The hybrid passed its certification by crop breeding authorities in northeast China's Jilin province Wednesday.
Research leader Sun Huan, a world-renowned soybean geneticist from the provincial agricultural academy, said his team had worked on their own and claimed full intellectual property rights.
Sun's team, which began its research 20 years ago, acquired in 1993 the technology to develop a cytoplasmic-nuclear male sterile line, which passed appraisal by Chinese and American experts the same year and was cited as a major breakthrough in soybean hybridizing technology.
China Breeds World's First Hybrid Soybean
Scientists worldwide had been seeking a way to breed hybrid soybeans, Sun said, but they could not make a breakthrough because of difficulty involved in changing the plant's trait of self-pollination.

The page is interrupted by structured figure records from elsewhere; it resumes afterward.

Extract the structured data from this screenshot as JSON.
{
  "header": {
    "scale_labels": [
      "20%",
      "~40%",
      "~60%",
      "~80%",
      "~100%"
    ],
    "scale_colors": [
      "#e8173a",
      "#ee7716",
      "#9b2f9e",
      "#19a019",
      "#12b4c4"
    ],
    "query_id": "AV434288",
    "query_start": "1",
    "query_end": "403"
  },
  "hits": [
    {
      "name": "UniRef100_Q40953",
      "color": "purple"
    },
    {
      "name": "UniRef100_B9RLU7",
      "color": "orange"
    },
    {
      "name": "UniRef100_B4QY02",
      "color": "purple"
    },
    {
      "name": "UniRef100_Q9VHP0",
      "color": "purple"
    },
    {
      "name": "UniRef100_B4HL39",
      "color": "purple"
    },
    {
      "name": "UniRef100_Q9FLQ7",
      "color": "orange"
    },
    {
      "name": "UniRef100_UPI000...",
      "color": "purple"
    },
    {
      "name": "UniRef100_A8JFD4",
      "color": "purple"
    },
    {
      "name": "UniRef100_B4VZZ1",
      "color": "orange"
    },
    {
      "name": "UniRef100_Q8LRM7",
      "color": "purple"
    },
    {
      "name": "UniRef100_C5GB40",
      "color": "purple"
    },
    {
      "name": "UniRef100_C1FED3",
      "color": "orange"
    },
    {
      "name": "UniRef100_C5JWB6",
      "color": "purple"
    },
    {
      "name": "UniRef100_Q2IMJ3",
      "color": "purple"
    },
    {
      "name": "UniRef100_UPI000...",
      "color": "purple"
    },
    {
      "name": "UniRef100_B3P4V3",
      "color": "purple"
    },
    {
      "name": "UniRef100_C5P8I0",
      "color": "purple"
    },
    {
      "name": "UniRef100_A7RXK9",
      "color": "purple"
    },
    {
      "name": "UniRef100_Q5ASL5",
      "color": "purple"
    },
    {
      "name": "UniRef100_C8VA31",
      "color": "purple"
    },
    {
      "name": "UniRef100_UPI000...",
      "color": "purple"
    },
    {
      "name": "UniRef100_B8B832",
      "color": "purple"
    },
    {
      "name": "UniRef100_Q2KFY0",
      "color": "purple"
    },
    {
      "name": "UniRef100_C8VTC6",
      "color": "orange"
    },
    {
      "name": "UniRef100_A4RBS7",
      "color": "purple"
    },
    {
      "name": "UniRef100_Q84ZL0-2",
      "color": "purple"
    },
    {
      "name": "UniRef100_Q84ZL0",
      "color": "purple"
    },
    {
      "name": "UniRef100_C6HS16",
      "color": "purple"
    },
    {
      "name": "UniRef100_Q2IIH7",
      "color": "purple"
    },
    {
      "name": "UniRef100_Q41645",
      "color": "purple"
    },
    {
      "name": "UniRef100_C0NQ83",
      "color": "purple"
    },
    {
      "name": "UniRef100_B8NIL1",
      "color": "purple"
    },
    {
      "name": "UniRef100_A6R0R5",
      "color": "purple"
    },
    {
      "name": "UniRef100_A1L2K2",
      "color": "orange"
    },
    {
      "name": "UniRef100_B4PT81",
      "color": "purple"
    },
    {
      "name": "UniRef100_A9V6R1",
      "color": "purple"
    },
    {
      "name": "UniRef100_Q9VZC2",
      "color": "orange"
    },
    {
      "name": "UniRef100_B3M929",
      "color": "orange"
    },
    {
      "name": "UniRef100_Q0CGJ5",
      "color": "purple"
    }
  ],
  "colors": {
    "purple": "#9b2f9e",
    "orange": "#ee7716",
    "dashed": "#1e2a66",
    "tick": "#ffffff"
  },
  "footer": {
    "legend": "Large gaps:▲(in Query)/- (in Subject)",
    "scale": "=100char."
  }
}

Using the leaf-cutting bee as a pollinator, the proportion of seeds setting on the new hybrid can reach more than 70 percent. Repeated experiments showed that a hectare of this hybrid can yield 1,000 kilograms of soybean, 20 percent more than usual breeds commonly grown by local farmers.
The soybean is regarded as the crop of the 21st century worldwide because of its high protein content. Most countries have been trying hard to raise soybean yields, but worldwide the yield increases only 0.5 percent every year.
China, traditionally home to soybean crops, has cultivated the plant for a history of more than 5,000 years. Nevertheless, the United States has taken China's place as the world's biggest soybean producer.